The McIntyre fight in 1985 wound up in front of Antonin Scalia, who was serving as a federal appeals judge at the time. In his ruling, Scalia made it clear that the courts, in accordance with Supreme Court precedent, had no business second-guessing the House’s decisions on who to seat, no matter how outrageous it might seem.

“It is difficult to imagine a clearer case of ‘textually demonstrable constitutional commitment’ of an issue to another branch of government to the exclusion of the courts than the language of Article I, section 5, clause 1 that ‘each House shall be the Judge of Elections, Returns and Qualifications of its own Members,’” Scalia wrote.

While Kalt thinks the House can reduce the temptation to cynically object to seating members for political gain by swearing them in before challenges are considered, he thinks only a constitutional amendment would fix the problem. But that’s extremely unlikely and would presumably address only one of any number of tricks unscrupulous politicians could pull in subversion of the rule of law. 

At the end of the day, Kalt said, it all comes down to having people in power who are willing to surrender that power in accordance with democratic norms.

“In a lot of those situations … all that is standing between us and chaos and anarchy is the willingness of individual members of Congress to do the right thing, to look at a situation and say, ‘Yes, the advantage to my party would be tremendous if I do X, but the long-term ability of the Republic to function is based on me doing Y in this moment,’” Kalt said. “And it’s getting increasingly harder to find people willing — on both sides — to do what is right long term, instead of what is right short term.”

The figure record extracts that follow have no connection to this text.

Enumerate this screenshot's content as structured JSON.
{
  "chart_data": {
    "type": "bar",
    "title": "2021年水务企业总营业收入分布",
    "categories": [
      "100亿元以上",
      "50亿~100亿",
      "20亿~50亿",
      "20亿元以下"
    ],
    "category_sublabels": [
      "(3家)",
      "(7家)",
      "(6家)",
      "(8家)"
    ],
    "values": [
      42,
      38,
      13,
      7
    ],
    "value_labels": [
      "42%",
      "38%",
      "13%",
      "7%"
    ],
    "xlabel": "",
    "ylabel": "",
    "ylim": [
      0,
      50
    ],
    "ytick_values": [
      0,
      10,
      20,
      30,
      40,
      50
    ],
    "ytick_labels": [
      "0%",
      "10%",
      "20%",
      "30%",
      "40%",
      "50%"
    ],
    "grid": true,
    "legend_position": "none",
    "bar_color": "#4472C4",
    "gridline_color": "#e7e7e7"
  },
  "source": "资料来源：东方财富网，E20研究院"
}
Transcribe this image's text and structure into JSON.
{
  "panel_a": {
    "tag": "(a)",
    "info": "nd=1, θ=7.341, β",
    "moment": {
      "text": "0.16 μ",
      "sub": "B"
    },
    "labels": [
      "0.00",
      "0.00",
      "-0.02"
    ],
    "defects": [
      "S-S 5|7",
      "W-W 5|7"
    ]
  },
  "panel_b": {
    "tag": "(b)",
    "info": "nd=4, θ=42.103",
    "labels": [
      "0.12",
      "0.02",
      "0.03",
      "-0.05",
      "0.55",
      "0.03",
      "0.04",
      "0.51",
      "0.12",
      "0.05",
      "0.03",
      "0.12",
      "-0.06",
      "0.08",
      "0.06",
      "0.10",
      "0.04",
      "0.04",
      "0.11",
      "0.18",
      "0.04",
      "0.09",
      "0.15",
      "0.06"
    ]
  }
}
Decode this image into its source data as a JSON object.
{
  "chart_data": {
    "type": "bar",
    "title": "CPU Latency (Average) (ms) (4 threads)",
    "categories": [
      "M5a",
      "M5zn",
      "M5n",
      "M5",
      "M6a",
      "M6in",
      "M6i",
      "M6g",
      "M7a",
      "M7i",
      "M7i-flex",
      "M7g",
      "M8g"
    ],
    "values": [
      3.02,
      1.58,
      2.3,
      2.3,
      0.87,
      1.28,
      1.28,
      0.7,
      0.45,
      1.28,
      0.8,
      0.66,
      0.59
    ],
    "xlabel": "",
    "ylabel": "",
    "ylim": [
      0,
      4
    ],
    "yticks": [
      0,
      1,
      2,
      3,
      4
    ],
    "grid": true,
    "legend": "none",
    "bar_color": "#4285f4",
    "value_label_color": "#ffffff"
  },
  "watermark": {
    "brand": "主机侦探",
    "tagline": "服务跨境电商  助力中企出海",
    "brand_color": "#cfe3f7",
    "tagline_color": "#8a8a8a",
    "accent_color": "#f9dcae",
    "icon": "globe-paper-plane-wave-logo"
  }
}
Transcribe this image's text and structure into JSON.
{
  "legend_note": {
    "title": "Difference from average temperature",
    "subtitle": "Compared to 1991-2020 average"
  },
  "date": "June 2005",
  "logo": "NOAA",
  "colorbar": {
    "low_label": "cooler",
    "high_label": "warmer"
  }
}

Scalia made a similar point in his opinion. “If it be said that the relevant House is not the appropriate body to make the determination because of the possibility of improper political motivation, the response is that ‘all power may be abused if placed in unworthy hands. But it would be difficult … to point out any other hands in which this power would be more safe, and at the same time equally effectual,’” he wrote.

While federal courts won’t second guess the “unconditional and final judgment” of the House on a “nonjusticiable political question,” as the Supreme Court said in Roudebush v. Hartke, Muller notes there have been lots of changes at the state level since then to ensure fair and accurate vote counts.

“We have all these additional checks that we never had before,” he said. “And it puts tremendous pressure on states — in the right way — to conduct elections. And then tremendous pressure on Congress — again in the right way — to accept the legitimacy of those results and just seat people.”

“If the governor issued a wrong certificate or an erroneous certificate, there’s lawsuits. There’s litigation that takes place,” Muller added. “So, there’s robust state rules to address these questions.”

Kalt doesn’t share his colleague’s sanguine outlook.

“The only thing that makes me not worry about it is that it doesn’t look like it will be that close,” Kalt said of the midterms. “That is, I think the Republicans have a pretty good chance of winning, fair and square.”

But if the nation elects members who ultimately believe that democratic principles can — or must — be disregarded because they fear the other party’s policies could lead to the nation’s ruin, and therefore decide to take advantage of the weak points in our constitutional system of laws to ignore election results, there’s little hope for a good outcome.

“If you’re in a place where the state court says, ‘No, you’ve issued the wrong certificate,’ and the governor still refuses?” Muller said. “I mean, you’re not in a good place.”